"J'essayai de remuer Apere (un Normand que Fernand a rencontré le 3 septembre, à son arrivée en France et qui fut blessé ce jour-là, NDR), il me pria, me supplia de le laisser là – ce que je fis – à regret mais, d'autre part, n'étions-nous pas 18 existences ? Il fallait décider rapidement. Nous dûmes le laisser, et dans une course diabolique, nous nous lançâmes Lhostis et moi en avant, à travers les lignes «Boches» dans la direction de Courcy. Nous essuyâmes très peu de balles. Nous arrivâmes enfin dans les avant-postes français. Nous étions sauvés ! Les dix-huit étaient présents à l'appel –, – il en arriva quatre autres vers 1 h du matin. Voilà ce qui restait de la section. Quant au bataillon, nous sûmes le lendemain, qu'entouré, cerné dans le château qu'il avait enlevé, il s'était défendu jusqu'au bout et que ceux qui ne furent pas tués y furent faits prisonniers.
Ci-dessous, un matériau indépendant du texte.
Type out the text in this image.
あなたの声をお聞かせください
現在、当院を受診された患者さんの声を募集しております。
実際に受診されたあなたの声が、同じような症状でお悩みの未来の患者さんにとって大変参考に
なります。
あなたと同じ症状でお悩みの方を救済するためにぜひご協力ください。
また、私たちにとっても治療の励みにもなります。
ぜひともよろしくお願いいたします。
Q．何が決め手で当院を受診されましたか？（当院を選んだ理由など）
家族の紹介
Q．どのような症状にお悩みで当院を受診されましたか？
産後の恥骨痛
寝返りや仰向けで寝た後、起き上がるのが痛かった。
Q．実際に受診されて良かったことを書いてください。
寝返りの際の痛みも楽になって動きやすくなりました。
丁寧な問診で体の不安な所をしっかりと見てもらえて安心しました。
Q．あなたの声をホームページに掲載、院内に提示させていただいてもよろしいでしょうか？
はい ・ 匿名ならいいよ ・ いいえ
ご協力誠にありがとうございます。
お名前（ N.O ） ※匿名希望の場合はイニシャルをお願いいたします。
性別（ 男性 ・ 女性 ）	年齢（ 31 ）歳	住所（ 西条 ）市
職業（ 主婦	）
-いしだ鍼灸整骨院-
Le pont du canal de Courcy. |
Nous étions, je crois l'avoir dit, complètement exténués : nous avions peine à tenir debout, notre faiblesse était extrême et quelques-uns d'entre nous n'y tenant plus, tombant d'inanition, s'étendirent pour dormir. Ce fut une brave femme à qui je donnai 10 francs (une verrière Royan) qui nous sauva. Il lui restait des os de mouton et des pommes de terre. Elle nous fit cuire le bout, et une heure après, tous réunis à quatre pattes autour de la marmite, nous en dévorâmes littéralement le contenu à pleines poignées.
Je dois dire que jamais je n'ai mangé de meilleur appétit. Ah, non… cette joie de manger quand on a faim au point que vous en arrivez à ne plus voir devant vous, à ne plus penser à rien sauf… manger, manger n'importe quoi, mais manger !
Cette brave femme, je me souviens, seule, avec quatre petits enfants, me prit à part au moment où j'allai lui faire mes adieux et elle me dit : « Les Allemands sont là, dans quelques maisons situées plus loin. Fuyez tous dans cette direction. » Lhostis et moi rassemblâmes nos camarades à qui nous communiquâmes la nouvelle. J'entends encore leurs réflexions : « Les Allemands ! Eh bien, ils peuvent venir… Nous n'avons plus de cartouches, mais nous avons encore nos baïonnettes, etc. » L'estomac rassasié, ravi… avait rendu à tous ce qui nous manquait : des forces.
Et nous marchâmes ainsi, baïonnette au canon, le long du canal dans la direction de Reims jusqu'à un petit bâtiment ouvert à tous les vents qui nous sembla très « confortable » pour y passer le reste de la nuit. C'était la petite gare de Courcy-Brimont.
La gare de Courcy-Brimont où Fernand Le Bailly et ses camarades ont trouvé refuge. |
Les Boches étaient donc passés par là ?
N'était-ce pas en effet l'indice de leur présence ? N'avions-nous pas vu déjà un peu partout sur les routes suivies par nous, le même truc employé par eux afin que leurs soldats ne puissent se rendre compte de l'endroit exact où ils se trouvaient ?
C'est grâce à ce stratagème et aux mensonges de leurs officiers que les soldats du kaiser ont cru pendant près d'un mois marcher sur Paris alors que… nous les reconduisions vers le nord.
Cette borne, heureusement, nous laissa lire difficilement le nom de Reims : nous étions donc dans la bonne route puisque nous savions que Reims avait été repris par nos troupes aux Allemands, quelques deux ou trois jours avant.
Enfin, et pour abréger, vers 2 h de l'après-midi, nous aperçûmes les nôtres. Nous étions une fois de plus sauvés. Vers 3 heures, mélangés à des soldats du 43ème, du 129ème et du 36ème, nous nous lançâmes dans la mêlée (sans doute le 16 septembre en fin de journée, NDR)."